A massive $42 million hack rocked the DeFi world on July 9, 2025, when an unknown attacker exploited GMX’s cross-chain functionality. The vulnerability allowed the hacker to mint and redeem GLP tokens excessively, basically withdrawing more assets than they’d deposited. Talk about a profitable day at the office.
Within hours, the attacker had bridged $9.6 million to Ethereum and converted it to DAI and ETH, probably while sipping a cocktail and laughing. GMX immediately slammed on the brakes, suspending V1 trading and all GLP mint/redeem functions on both Arbitrum and Avalanche networks. The team deployed Solidity contracts to patch the vulnerable components.
The security flaw? Turns out their smart contract business logic had some serious holes—especially around cross-chain operations and improper updating of global short average prices. This vulnerability was likely related to insufficient validation in GLP contracts that allowed the attacker to inflate their token balances. The root cause of the attack was identified by on-chain security firm SlowMist as a design flaw in GMX V1 architecture. Who would’ve thought that asynchronous vault logic might cause problems? Everyone except the developers, apparently.

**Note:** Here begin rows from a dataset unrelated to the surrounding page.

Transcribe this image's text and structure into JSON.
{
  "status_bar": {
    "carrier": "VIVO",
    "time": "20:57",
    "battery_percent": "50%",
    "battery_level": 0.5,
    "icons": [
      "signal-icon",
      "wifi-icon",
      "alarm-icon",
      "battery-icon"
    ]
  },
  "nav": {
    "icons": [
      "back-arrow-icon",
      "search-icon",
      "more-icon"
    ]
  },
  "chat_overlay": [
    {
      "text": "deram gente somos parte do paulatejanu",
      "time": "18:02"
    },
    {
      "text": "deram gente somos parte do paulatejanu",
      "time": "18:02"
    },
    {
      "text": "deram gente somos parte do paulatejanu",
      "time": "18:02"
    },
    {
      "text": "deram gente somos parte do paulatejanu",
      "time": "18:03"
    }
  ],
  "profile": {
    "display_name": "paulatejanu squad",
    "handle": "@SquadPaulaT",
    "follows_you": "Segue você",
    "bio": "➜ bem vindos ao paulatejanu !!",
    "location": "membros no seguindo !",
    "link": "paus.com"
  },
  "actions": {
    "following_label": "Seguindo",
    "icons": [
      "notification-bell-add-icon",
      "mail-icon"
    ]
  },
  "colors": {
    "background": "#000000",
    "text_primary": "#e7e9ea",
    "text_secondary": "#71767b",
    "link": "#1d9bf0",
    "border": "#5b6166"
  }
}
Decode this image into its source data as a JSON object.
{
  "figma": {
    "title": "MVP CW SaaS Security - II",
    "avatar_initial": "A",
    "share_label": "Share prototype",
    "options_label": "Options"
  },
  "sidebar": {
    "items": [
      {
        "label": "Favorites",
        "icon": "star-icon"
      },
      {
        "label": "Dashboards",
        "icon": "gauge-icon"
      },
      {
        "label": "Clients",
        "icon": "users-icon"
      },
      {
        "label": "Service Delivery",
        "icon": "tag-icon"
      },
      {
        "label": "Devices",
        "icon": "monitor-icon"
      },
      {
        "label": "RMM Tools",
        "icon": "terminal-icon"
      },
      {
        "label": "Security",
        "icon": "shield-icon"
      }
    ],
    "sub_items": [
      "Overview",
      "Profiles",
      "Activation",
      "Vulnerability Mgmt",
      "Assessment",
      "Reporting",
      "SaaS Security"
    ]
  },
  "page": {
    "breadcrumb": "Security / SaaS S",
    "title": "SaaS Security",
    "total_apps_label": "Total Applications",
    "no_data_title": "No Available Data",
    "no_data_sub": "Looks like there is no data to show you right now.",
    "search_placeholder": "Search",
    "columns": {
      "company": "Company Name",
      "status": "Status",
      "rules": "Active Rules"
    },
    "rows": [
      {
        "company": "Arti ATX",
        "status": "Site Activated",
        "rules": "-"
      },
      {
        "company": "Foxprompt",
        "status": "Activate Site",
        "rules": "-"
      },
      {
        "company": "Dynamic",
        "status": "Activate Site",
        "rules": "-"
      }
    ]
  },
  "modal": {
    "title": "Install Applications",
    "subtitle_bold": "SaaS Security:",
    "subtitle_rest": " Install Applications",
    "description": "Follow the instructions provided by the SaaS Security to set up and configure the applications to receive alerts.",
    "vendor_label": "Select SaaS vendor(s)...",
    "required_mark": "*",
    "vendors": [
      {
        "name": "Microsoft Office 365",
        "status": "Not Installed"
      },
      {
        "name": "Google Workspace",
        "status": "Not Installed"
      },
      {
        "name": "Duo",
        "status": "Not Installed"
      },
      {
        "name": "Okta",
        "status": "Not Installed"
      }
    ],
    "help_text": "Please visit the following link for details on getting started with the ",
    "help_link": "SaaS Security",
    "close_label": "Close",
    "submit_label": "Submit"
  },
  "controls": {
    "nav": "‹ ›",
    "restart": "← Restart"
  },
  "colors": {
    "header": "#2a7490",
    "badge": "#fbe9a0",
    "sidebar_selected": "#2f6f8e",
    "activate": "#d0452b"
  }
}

Smart contracts that don’t account for cross-chain chaos are just money piñatas waiting for someone with a big enough stick.
The fallout was swift and painful. GMX token price tanked 15-20% within 24 hours. Trading volume crashed. And just like that, GMX joined the not-so-exclusive club of major 2025 DeFi hacks alongside Bybit and Cetus DEX.
The GMX team didn’t waste time. They disabled affected protocol functions, sent on-chain alerts, and even tried communicating with the attacker via blockchain message. They offered a white-hat bounty: 10% of stolen funds and no legal action if returned within 48 hours. Surprisingly, it worked—mostly.
The exploiter returned the majority of assets after some negotiation. First came $10.4 million in stablecoins, then 10,000 ETH and more. In total, about $40.5 million made its way back to GMX. The thief still kept roughly 1,700 ETH worth $5.1 million. Finder’s fee, perhaps?
This hack has reignited debates about cross-chain security and audit coverage gaps. The 2025 DeFi landscape is littered with similar attacks targeting vault logic implementations. Same story, different protocol. When will they learn?